En los últimos años, se ha evidenciado un preocupante aumento en los casos de acoso y amenazas a abogadas por parte de clientes descontentos. Estos ataques no solo afectan la integridad de las profesionales del derecho, sino que también provocan serios problemas de salud mental, desencadenando ataques de ansiedad y estrés crónico.
Este tipo de situaciones, que han sido descritas por algunas abogadas como un “calvario”, han generado un debate sobre la necesidad de implementar medidas de protección y apoyo para las víctimas. A pesar de que el sistema legal contempla sanciones para los agresores, la realidad es que muchas abogadas se enfrentan a una situación de desamparo e impunidad.

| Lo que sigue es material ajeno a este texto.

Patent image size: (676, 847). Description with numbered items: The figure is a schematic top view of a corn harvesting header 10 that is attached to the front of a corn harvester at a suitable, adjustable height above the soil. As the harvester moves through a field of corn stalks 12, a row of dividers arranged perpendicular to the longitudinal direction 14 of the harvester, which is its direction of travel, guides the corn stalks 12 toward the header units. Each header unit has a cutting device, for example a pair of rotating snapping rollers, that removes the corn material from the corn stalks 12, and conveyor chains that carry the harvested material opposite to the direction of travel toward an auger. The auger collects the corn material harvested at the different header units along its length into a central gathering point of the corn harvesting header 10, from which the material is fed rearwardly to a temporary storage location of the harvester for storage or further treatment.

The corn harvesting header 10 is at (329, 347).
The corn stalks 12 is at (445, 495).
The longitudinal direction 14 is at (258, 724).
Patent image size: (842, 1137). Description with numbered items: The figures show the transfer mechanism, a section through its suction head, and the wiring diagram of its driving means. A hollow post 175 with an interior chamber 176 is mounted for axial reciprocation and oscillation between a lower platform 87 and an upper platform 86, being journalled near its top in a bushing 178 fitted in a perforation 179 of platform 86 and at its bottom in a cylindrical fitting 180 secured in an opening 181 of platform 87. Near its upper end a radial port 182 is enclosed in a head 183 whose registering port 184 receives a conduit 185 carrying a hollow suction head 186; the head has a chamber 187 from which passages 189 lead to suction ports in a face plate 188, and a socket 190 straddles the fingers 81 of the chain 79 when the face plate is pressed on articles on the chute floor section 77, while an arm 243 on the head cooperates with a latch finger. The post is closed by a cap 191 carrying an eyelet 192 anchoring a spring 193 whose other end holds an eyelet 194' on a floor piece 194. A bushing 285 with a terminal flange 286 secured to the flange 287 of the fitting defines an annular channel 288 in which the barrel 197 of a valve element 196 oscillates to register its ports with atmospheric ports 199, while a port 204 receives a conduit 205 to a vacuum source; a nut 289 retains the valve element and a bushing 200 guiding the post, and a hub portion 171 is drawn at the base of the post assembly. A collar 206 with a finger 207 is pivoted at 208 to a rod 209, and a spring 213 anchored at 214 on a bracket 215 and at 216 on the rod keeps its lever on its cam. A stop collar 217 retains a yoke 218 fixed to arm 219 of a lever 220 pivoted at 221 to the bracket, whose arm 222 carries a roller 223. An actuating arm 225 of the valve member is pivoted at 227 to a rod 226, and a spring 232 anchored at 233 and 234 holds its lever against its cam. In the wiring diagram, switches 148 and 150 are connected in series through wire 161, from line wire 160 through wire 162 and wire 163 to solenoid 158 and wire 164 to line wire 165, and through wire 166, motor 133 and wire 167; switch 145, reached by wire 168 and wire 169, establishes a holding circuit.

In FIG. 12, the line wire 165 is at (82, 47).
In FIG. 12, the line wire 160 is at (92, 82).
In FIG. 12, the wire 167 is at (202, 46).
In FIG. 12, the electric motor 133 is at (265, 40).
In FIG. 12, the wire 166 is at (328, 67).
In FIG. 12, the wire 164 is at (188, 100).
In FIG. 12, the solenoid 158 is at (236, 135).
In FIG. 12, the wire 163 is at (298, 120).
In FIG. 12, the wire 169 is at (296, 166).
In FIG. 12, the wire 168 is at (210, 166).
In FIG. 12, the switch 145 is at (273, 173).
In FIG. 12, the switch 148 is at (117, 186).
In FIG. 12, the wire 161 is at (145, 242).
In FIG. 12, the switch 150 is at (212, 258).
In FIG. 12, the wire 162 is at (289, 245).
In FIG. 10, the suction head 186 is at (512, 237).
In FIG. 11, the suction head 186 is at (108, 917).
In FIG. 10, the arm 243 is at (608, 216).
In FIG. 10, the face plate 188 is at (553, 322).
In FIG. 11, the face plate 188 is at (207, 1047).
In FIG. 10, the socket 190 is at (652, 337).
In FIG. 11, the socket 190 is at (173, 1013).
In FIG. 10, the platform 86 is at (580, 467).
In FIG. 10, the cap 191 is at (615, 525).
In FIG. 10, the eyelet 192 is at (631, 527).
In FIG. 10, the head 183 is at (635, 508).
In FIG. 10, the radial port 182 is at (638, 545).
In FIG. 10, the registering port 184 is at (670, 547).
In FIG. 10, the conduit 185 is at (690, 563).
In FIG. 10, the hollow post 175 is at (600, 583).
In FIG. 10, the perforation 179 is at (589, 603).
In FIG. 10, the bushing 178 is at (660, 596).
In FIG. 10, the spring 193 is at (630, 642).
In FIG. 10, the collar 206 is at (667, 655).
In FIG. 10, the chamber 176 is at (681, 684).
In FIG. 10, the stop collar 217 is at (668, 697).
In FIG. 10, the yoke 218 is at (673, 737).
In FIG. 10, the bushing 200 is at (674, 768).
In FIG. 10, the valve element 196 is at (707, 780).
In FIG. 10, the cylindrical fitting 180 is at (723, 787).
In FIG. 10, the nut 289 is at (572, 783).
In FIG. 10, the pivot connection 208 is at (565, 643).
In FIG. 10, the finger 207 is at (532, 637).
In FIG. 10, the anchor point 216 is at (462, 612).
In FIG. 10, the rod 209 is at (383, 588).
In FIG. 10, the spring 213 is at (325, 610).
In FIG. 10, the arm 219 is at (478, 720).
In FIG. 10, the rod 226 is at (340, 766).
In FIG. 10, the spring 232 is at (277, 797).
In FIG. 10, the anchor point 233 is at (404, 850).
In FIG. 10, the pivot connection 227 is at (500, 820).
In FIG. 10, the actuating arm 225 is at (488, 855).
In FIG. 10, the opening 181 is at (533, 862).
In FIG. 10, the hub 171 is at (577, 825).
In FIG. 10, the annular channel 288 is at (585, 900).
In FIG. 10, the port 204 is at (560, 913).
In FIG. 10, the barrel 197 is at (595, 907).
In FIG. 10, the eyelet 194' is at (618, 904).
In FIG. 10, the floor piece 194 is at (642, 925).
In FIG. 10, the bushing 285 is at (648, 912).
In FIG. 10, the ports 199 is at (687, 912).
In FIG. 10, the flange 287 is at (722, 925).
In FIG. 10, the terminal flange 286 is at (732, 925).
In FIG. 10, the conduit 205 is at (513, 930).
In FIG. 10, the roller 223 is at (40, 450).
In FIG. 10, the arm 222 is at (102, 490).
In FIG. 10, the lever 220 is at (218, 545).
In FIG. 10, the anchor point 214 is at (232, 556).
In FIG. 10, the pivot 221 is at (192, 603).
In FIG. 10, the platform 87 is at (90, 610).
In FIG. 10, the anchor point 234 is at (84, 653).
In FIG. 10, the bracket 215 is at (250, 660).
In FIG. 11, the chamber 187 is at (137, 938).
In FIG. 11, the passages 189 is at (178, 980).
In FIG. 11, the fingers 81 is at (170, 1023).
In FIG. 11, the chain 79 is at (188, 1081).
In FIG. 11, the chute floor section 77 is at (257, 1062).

Es fundamental que las autoridades y los colegios de abogados tomen cartas en el asunto, garantizando la seguridad de las profesionales y ofreciendo recursos para gestionar estos casos de acoso. Del mismo modo, es necesario concienciar a la sociedad sobre la gravedad de este problema, fomentando un entorno de respeto y colaboración en el ejercicio de la abogacía.
En resumen, el acoso y las amenazas a abogadas por parte de sus propios clientes representan una problemática que requiere de atención urgente. La vulnerabilidad de las profesionales del derecho ante estas situaciones debe ser abordada de manera seria y efectiva, con el fin de proteger sus derechos y bienestar emocional.